Plastik atık kirliliğinin denizlere etkisi artık eskisinden daha çok konuşuluyor. Özellikle denizin altı, karasal alanlar gibi gözümüzün önünde olmadığı için durumun vahametini yüksek sesle dillendirmekte biraz geç kaldık gibi geliyor. Elbette soruna dikkat çekmek için emek veren kurum ve kişiler hep vardı. Bugünise poşetlerin yasaklanması gibi ulusal politika geliştirme, yerel yönetimlerin konuyu gündemine alması gibi gelişmeler oluyor. Sivil toplum kuruluşları, sınır aşıp ülkeler arasında dolaşan plastik kirliliğine çözüm üretmek üzere ortak çalışmalar yürütüyor.
Bu emeklere inanılmaz saygı duymakla birlikte bir yandan da bunlara gerek olmasını tuhaf buluyorum. Yani senin benim plastik kaplı tüketim alışkanlıklarımız, bunca kurumun dünya kadar zaman ve parayı çözüm üretmek, kampanyalar geliştirip uygulamak için kullanmasına neden oluyor.
***
Tek kullanımlık ne varsa hayatımızdan çıkarmak ne kadar zor olabilir? Pipet ne kadar vazgeçilmezimiz? Birayı tortusuz içebilmek için ilk kez kamış ve altın pipet kullanan Sümerliler halimizi görse ne düşünürdü kim bilir?

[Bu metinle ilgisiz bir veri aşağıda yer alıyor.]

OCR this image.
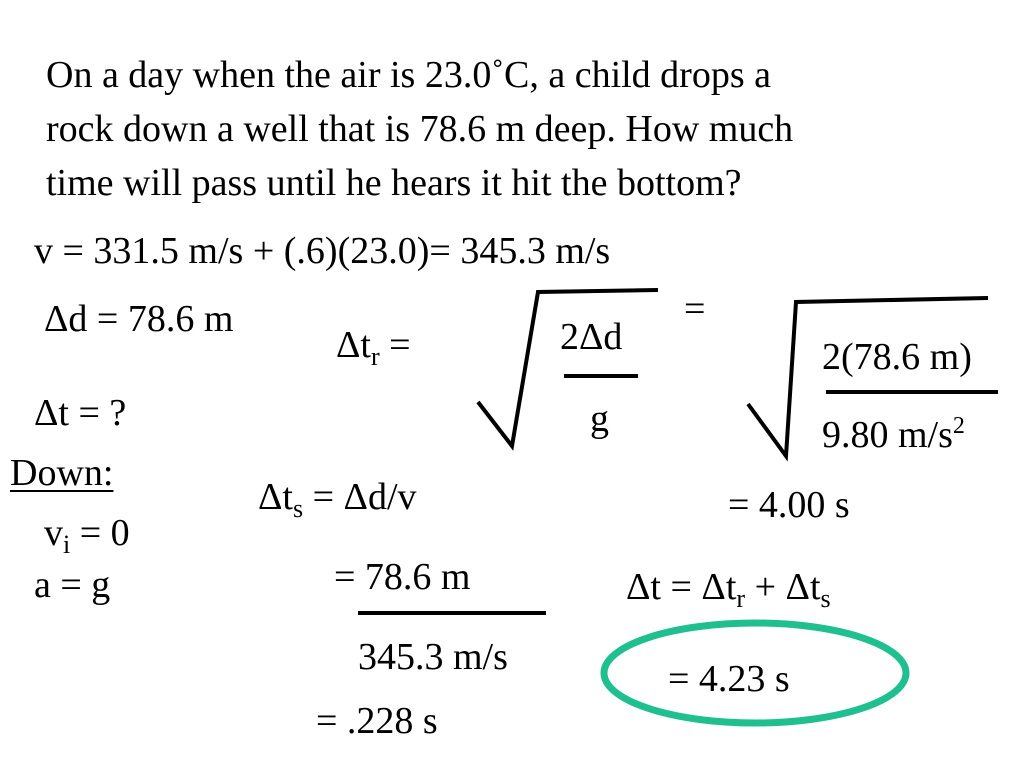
On a day when the air is 23.0˚C, a child drops a
rock down a well that is 78.6 m deep. How much
time will pass until he hears it hit the bottom?
v = 331.5 m/s + (.6)(23.0)= 345.3 m/s
Δd = 78.6 m
Δt = ?
Down:
$v_i = 0$
a = g
$\Delta t_r$ =	2Δd
g
=
2(78.6 m)
9.80 $m/s^2$
= 4.00 s
$\Delta t_s = \Delta d/v$
= 78.6 m
345.3 m/s
= .228 s
$\Delta t = \Delta t_r + \Delta t_s$
= 4.23 s
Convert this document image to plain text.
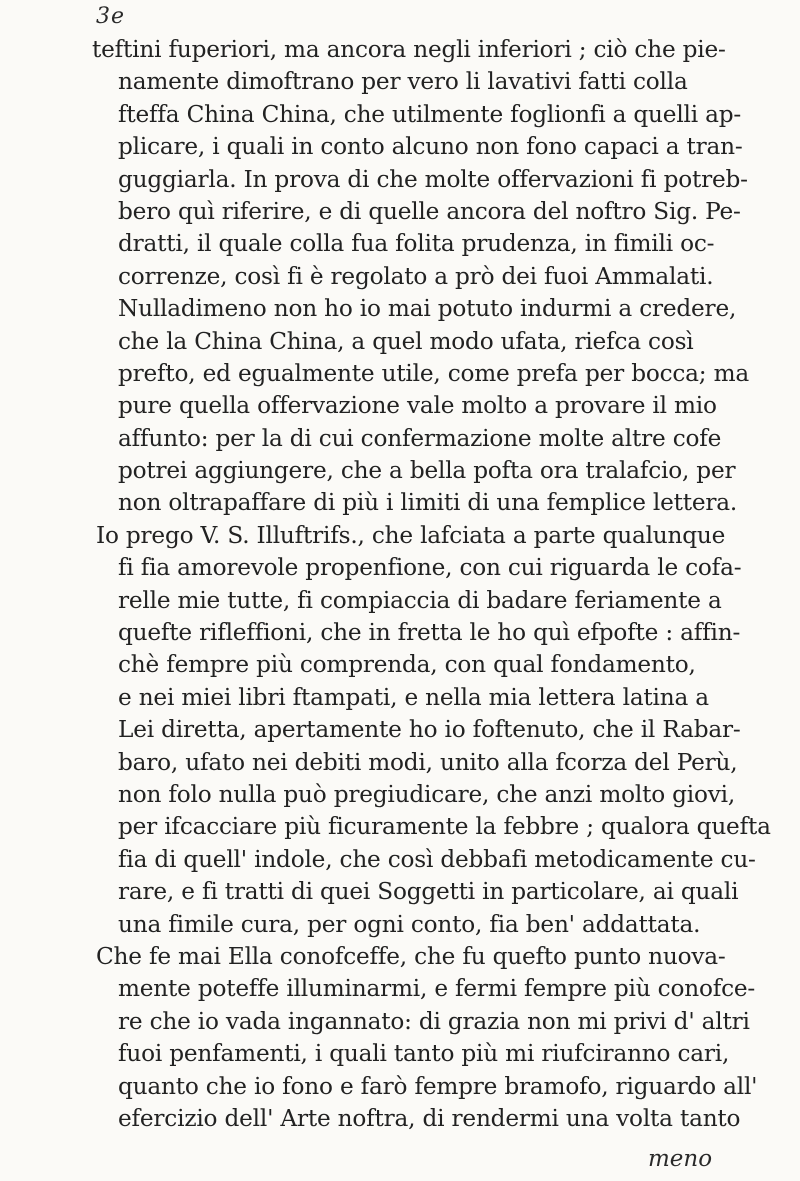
3e
teftini fuperiori, ma ancora negli inferiori ; ciò che pie-
namente dimoftrano per vero li lavativi fatti colla
fteffa China China, che utilmente foglionfi a quelli ap-
plicare, i quali in conto alcuno non fono capaci a tran-
guggiarla. In prova di che molte offervazioni fi potreb-
bero quì riferire, e di quelle ancora del noftro Sig. Pe-
dratti, il quale colla fua folita prudenza, in fimili oc-
correnze, così fi è regolato a prò dei fuoi Ammalati.
Nulladimeno non ho io mai potuto indurmi a credere,
che la China China, a quel modo ufata, riefca così
prefto, ed egualmente utile, come prefa per bocca; ma
pure quella offervazione vale molto a provare il mio
affunto: per la di cui confermazione molte altre cofe
potrei aggiungere, che a bella pofta ora tralafcio, per
non oltrapaffare di più i limiti di una femplice lettera.
Io prego V. S. Illuftrifs., che lafciata a parte qualunque
fi fia amorevole propenfione, con cui riguarda le cofa-
relle mie tutte, fi compiaccia di badare feriamente a
quefte rifleffioni, che in fretta le ho quì efpofte : affin-
chè fempre più comprenda, con qual fondamento,
e nei miei libri ftampati, e nella mia lettera latina a
Lei diretta, apertamente ho io foftenuto, che il Rabar-
baro, ufato nei debiti modi, unito alla fcorza del Perù,
non folo nulla può pregiudicare, che anzi molto giovi,
per ifcacciare più ficuramente la febbre ; qualora quefta
fia di quell' indole, che così debbafi metodicamente cu-
rare, e fi tratti di quei Soggetti in particolare, ai quali
una fimile cura, per ogni conto, fia ben' addattata.
Che fe mai Ella conofceffe, che fu quefto punto nuova-
mente poteffe illuminarmi, e fermi fempre più conofce-
re che io vada ingannato: di grazia non mi privi d' altri
fuoi penfamenti, i quali tanto più mi riufciranno cari,
quanto che io fono e farò fempre bramofo, riguardo all'
efercizio dell' Arte noftra, di rendermi una volta tanto
meno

Biz tüketim alışkanlıklarımızı değiştirirken yerel yönetimler ve kamu kurumlarının, atığın evde ayrışmasını ve buna uygun toplama, geri dönüşüm süreçlerini planlayıp uygulaması önemli. Bu konu, tüm tarafların eş zamanlı sorumluluk almasını gerektiriyor.
****
İzmir Büyükşehir Belediyesi, Cuma günü önemli bir adım attı. Belediye, plastik kirliliğinin denizlerde yarattığı sorunlara dikkat çekmek üzere Akdeniz ülkelerini ziyaret eden WWF’ninBlue Panda adlı yelkenlisini İzmir’de ağırladı. İki gün İzmir’de kalan yelkenli, İzmirlilerin ziyaretine açıldı. Ve düzenlenen kapalı etkinlikte İzmir Büyükşehir Belediye Başkanı Tunç Soyer ve WWF Türkiye Yönetim Kurulu Başkanı Uğur Bayar, İzmir’in Plastiksiz Şehirler Ağına katılması için bir protokole imza attı. Böylece 2025-2030 yılları arasında kentin plastik atıklarının denize karışmaması hedeflendi.
İngilizce adı Plastic Smart Cities olan bu ağınwww.plasticsmartcities.org adında bir de internet sitesi hazırlanıyor. Henüz yeni olan bir ağın neler ortaya koyacağını, denizler ve İzmir için değişimi hangi yollarla yaratacağını merakla bekliyorum.
Tunç Soyer’in bu protokole neden imza attığını “doğa biziz” diyerek açıklamasını ve sivil toplum kuruluşları ile birlikte yürümeyi tercih eden yaklaşımını çok değerli buluyorum.
Benim de katıldığım bu kapalı etkinlikte ikramlar için tek kullanımlık malzemelerin (plastik ya da karton tabak, bardak vb) kullanılmadığını görmek güzeldi. Belediye, kurum içinde ve kentte bu konuda değişim yaratmak üzere birkaç ay önce uzmanlarla çalışmaya başladı. Dolayısıyla Belediye’nin ciddiyetle atık konusu üzerinde durduğunu düşünüyorum. Ancak bu kadar kökleşen bir soruna devlet politikaları ve İzmirlilerin katılımı olmadan Belediye’nin hızla çözüm üretemeyeceği kesin.
İzmirliler olarak konuyu sahiplenip plastiksiz bir kent modeli ortaya koymamız belki tüm ülkeyi etkiler. Denesek mi?